| Time | Country | Event | Period | Previous value | Forecast | Actual |
|---|---|---|---|---|---|---|
| 09:30 | United Kingdom | Industrial Production (MoM) | December | -1.1% | 0.3% | 0.1% |
| 09:30 | United Kingdom | Manufacturing Production (YoY) | December | -3.3% | -1% | -2.5% |
| 09:30 | United Kingdom | Industrial Production (YoY) | December | -2.5% | -0.8% | -1.8% |
| 09:30 | United Kingdom | Manufacturing Production (MoM) | December | -1.6% | 0.5% | 0.3% |
| 09:30 | United Kingdom | Business Investment, q/q | Quarter IV | 0.2% | -0.6% | -1% |
| 09:30 | United Kingdom | Business Investment, y/y | Quarter IV | 1.3% | -1.3% | 0.9% |
| 09:30 | United Kingdom | GDP m/m | December | -0.3% | 0.2% | 0.3% |
| 09:30 | United Kingdom | Total Trade Balance | December | 1.821 | 7.715 | |
| 09:30 | United Kingdom | GDP, q/q | Quarter IV | 0.5% | 0% | 0% |
| 09:30 | United Kingdom | GDP, y/y | Quarter IV | 1.2% | 0.8% | 1.1% |
GBP rose against most other major currencies in the European session on Tuesday, supported by better-than-expected UK's Q4 GDP data.

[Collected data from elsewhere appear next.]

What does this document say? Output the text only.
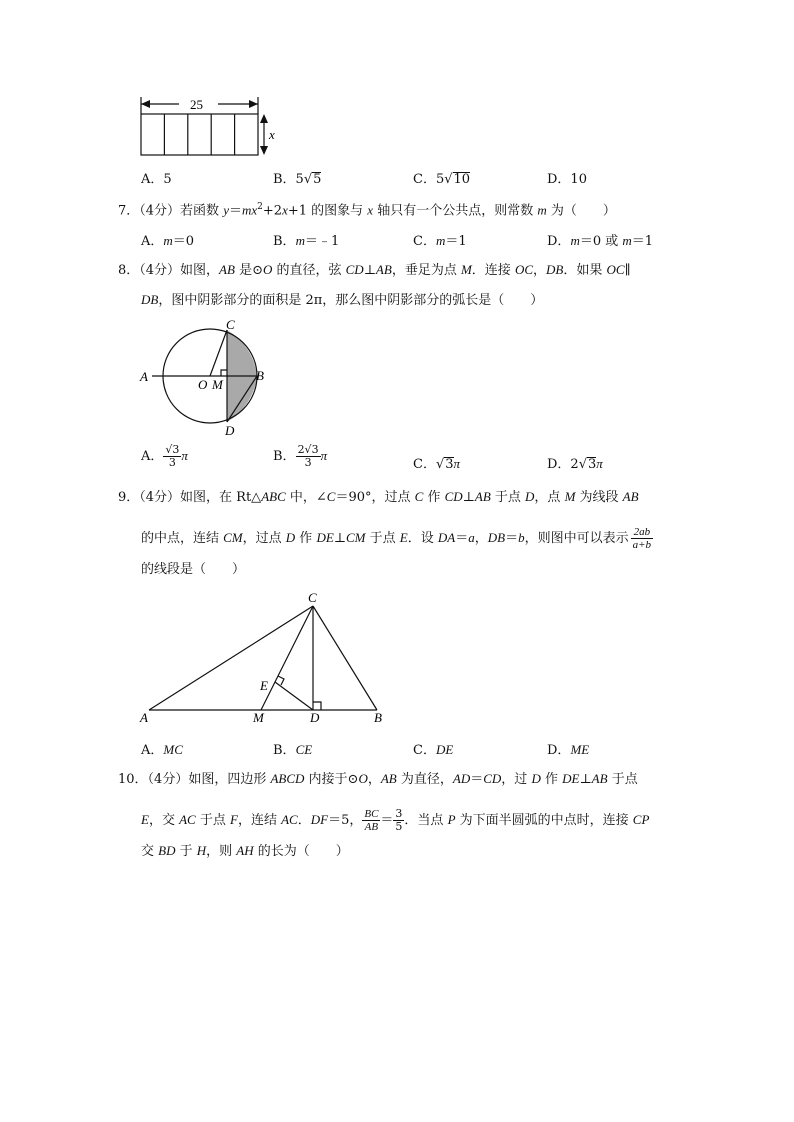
25
x
A．5	B．5√5	C．5√10	D．10
7．（4分）若函数 $y=mx^2+2x+1$ 的图象与 x 轴只有一个公共点，则常数 m 为（　　）
A．m＝0	B．m＝﹣1	C．m＝1	D．m＝0 或 m＝1
8．（4分）如图，AB 是⊙O 的直径，弦 CD⊥AB，垂足为点 M．连接 OC，DB．如果 OC∥
DB，图中阴影部分的面积是 2π，那么图中阴影部分的弧长是（　　）
A	B
C
D
O M
A． $\frac{√3}{3}$ π	B． $\frac{2√3}{3}$ π
C．√3π	D．2√3π
9．（4分）如图，在 Rt△ABC 中，∠C＝90°，过点 C 作 CD⊥AB 于点 D，点 M 为线段 AB
的中点，连结 CM，过点 D 作 DE⊥CM 于点 E．设 DA＝a，DB＝b，则图中可以表示 $\frac{2ab}{a+b}$
的线段是（　　）
A	B
C
D
E
M
A．MC	B．CE	C．DE	D．ME
10．（4分）如图，四边形 ABCD 内接于⊙O，AB 为直径，AD＝CD，过 D 作 DE⊥AB 于点
E，交 AC 于点 F，连结 AC．DF＝5， $\frac{BC}{AB} = \frac{3}{5}$ ．当点 P 为下面半圆弧的中点时，连接 CP
交 BD 于 H，则 AH 的长为（　　）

The Office for National Statistics (ONS) reported its preliminary estimate showed the UK's GDP grew 1.1 percent y/y in the fourth quarter, following an upwardly revised 1.2 percent increase in the third quarter, and compared to economists' forecast for a 0.8 percent advance. In q/q terms, the GDP was unchanged in the fourth quarter, following an upwardly revised 0.5 percent expansion in the previous three-month period and matching economists' expectations. In 2019, the UK's economy expanded by 1.4 percent, compared with 1.3 percent in 2018.
Meanwhile, investors ignored disappointing December data on Britain’s industrial/manufacturing production. UK's industrial production dropped 1.8 percent y/y in December led by a 2.5 percent decrease in manufacturing. In m/m terms, industrial output edged up 0.1 percent and manufacturing was up 0.3 percent. In the 12 months to December 2019, production output fell by 1.3 percent y/y, recording its largest annual fall since 2012, driven by a 1.5 percent decline in manufacturing output.
The latest GDP report reassured investors that the Bank of England (BoE) was unlikely to loosen its monetary policy. At its previous meeting, the UK's central bank hinted it was more interested in seeing if the country's economic growth picked up after the December election.